Além do Estado, três repórteres cubanos dissidentes, da Agência Social de Jornalistas Independentes (Aspic, na sigla em espanhol) - apoiada pela blogueira Yoani Sánchez -, acompanhavam o protesto: David Aguila, Joisy García e Yuri Valle.
 
"Raúl está mal da cabeça. Não tem a cabeça sobre os ombros. É louco", afirmou Berta furiosamente à reportagem, logo após encerrar sua conversa com a rádio americana, comentando a declaração do presidente sobre sua possível renúncia.
 
Repressão. Ao dobrar à direita na Rua 34, saindo da Quinta Avenida, as Damas de Branco passaram a marchar pelo meio da via. Pouco depois, dois carros pararam aproximadamente 100 metros à frente da manifestação e cerca de dez homens fortes desceram do sveículos, que não chegaram a obstruir completamente a passagem.
 
De braços cruzados e estufando o peito, eles encaravam as manifestantes com expressões fechadas, de maneira ameaçadora.
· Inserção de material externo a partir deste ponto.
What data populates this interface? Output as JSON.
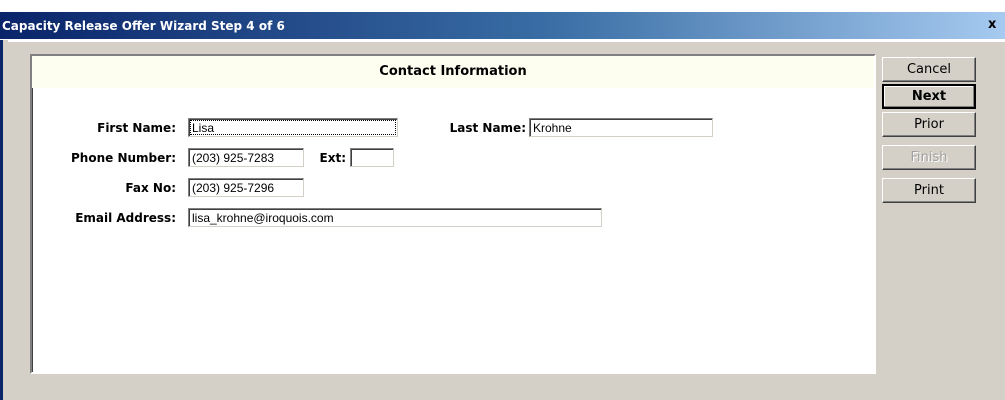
{
  "window": {
    "title": "Capacity Release Offer Wizard Step 4 of 6",
    "close_label": "x"
  },
  "panel": {
    "title": "Contact Information"
  },
  "form": {
    "first_name": {
      "label": "First Name:",
      "value": "Lisa"
    },
    "last_name": {
      "label": "Last Name:",
      "value": "Krohne"
    },
    "phone": {
      "label": "Phone Number:",
      "value": "(203) 925-7283"
    },
    "ext": {
      "label": "Ext:",
      "value": ""
    },
    "fax": {
      "label": "Fax No:",
      "value": "(203) 925-7296"
    },
    "email": {
      "label": "Email Address:",
      "value": "lisa_krohne@iroquois.com"
    }
  },
  "buttons": {
    "cancel": "Cancel",
    "next": "Next",
    "prior": "Prior",
    "finish": "Finish",
    "print": "Print"
  }
}
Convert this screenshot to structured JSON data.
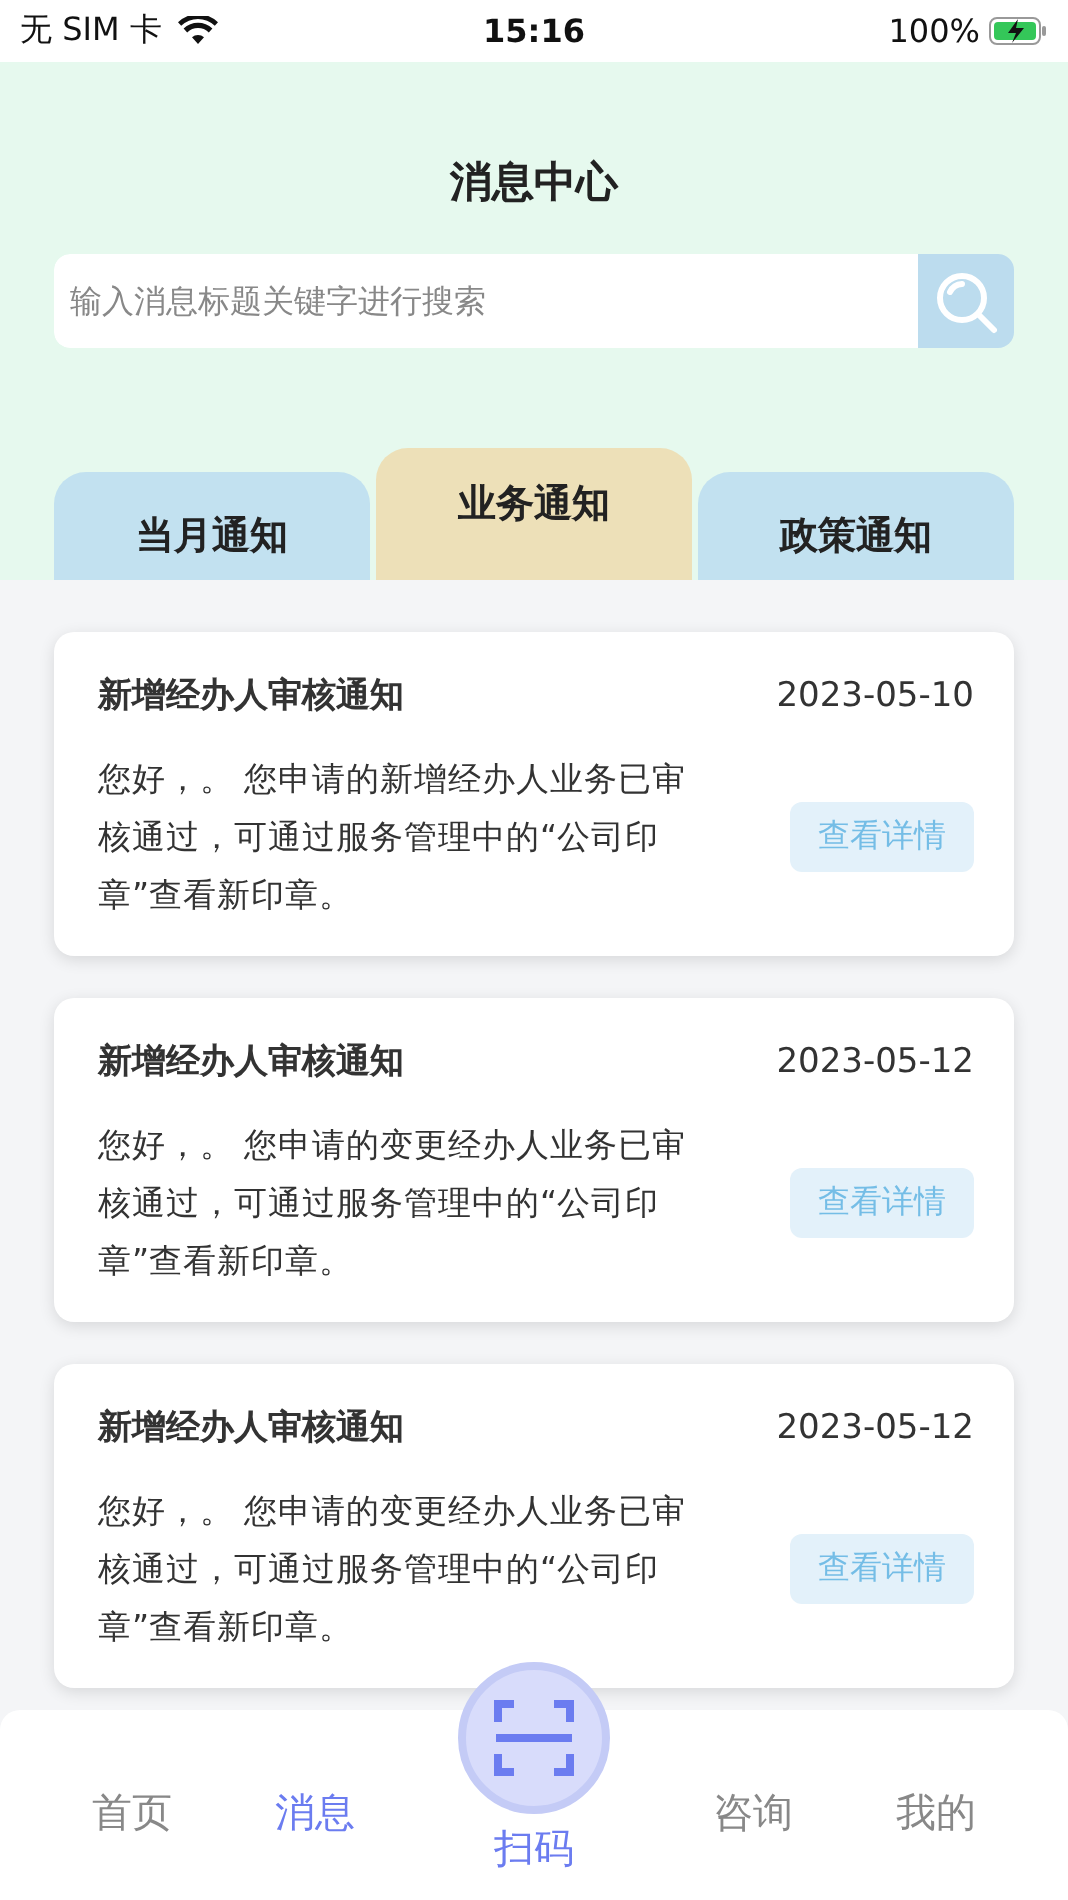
{
  "status_bar": {
    "carrier": "无 SIM 卡",
    "time": "15:16",
    "battery": "100%"
  },
  "header": {
    "title": "消息中心"
  },
  "search": {
    "placeholder": "输入消息标题关键字进行搜索"
  },
  "tabs": [
    {
      "label": "当月通知",
      "selected": false
    },
    {
      "label": "业务通知",
      "selected": true
    },
    {
      "label": "政策通知",
      "selected": false
    }
  ],
  "messages": [
    {
      "title": "新增经办人审核通知",
      "date": "2023-05-10",
      "body": "您好，。 您申请的新增经办人业务已审核通过，可通过服务管理中的“公司印章”查看新印章。",
      "button": "查看详情"
    },
    {
      "title": "新增经办人审核通知",
      "date": "2023-05-12",
      "body": "您好，。 您申请的变更经办人业务已审核通过，可通过服务管理中的“公司印章”查看新印章。",
      "button": "查看详情"
    },
    {
      "title": "新增经办人审核通知",
      "date": "2023-05-12",
      "body": "您好，。 您申请的变更经办人业务已审核通过，可通过服务管理中的“公司印章”查看新印章。",
      "button": "查看详情"
    }
  ],
  "nav": [
    {
      "kind": "tab",
      "label": "首页",
      "selected": false
    },
    {
      "kind": "tab",
      "label": "消息",
      "selected": true
    },
    {
      "kind": "scan",
      "label": "扫码",
      "selected": true
    },
    {
      "kind": "tab",
      "label": "咨询",
      "selected": false
    },
    {
      "kind": "tab",
      "label": "我的",
      "selected": false
    }
  ]
}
Berta disse para as damas irem para a calçada, orientação que todas atenderam imediatamente, e se prepararem para se sentar ou se deitar no chão, para resistir de maneira pacífica a qualquer tentativa de detenção por parte das autoridades cubanas - que costumam respeitar e permitir os protestos semanais do movimento.
 
Detenções. Pelo menos 150 "contramanifestantes", vindos do lado oposto da rua, apareceram correndo em direção ao bloqueio dos homens malencarados, gritando máximas em favor do regime cubano e de seus heróis, enquanto duas motocicletas com batedores uniformizados e vários carros de polícia repletos de agentes à paisana cercaram as damas por todos os lados.
 
Imediatamente, um ônibus vazio foi estacionado próximo às damas e as detenções começaram. Enquanto as manifestantes eram levadas à força para dentro do veículo, outros policiais foram em busca de prender todos que estivessem no entorno do
protesto.
 
Neste momento, do Estado também foi detido, juntamente com os jornalistas dissidentes que também acompanhavam o protesto. Todos os presos foram soltos pouco depois.
 
"Para nós, está provado que a polícia política secreta espiona a dissidência e planeja minuciosamente a maneira como reprime cada manifestação. Esse procedimento, que envolve o "contraprotesto" aliado à operação policial, é comum na repressão do governo cubano aos opositores", disse o diretor da CCDHRN, Elizardo Sánchez, afirmando que, em fevereiro, ao menos 470 prisões políticas foram registradas pela entidade.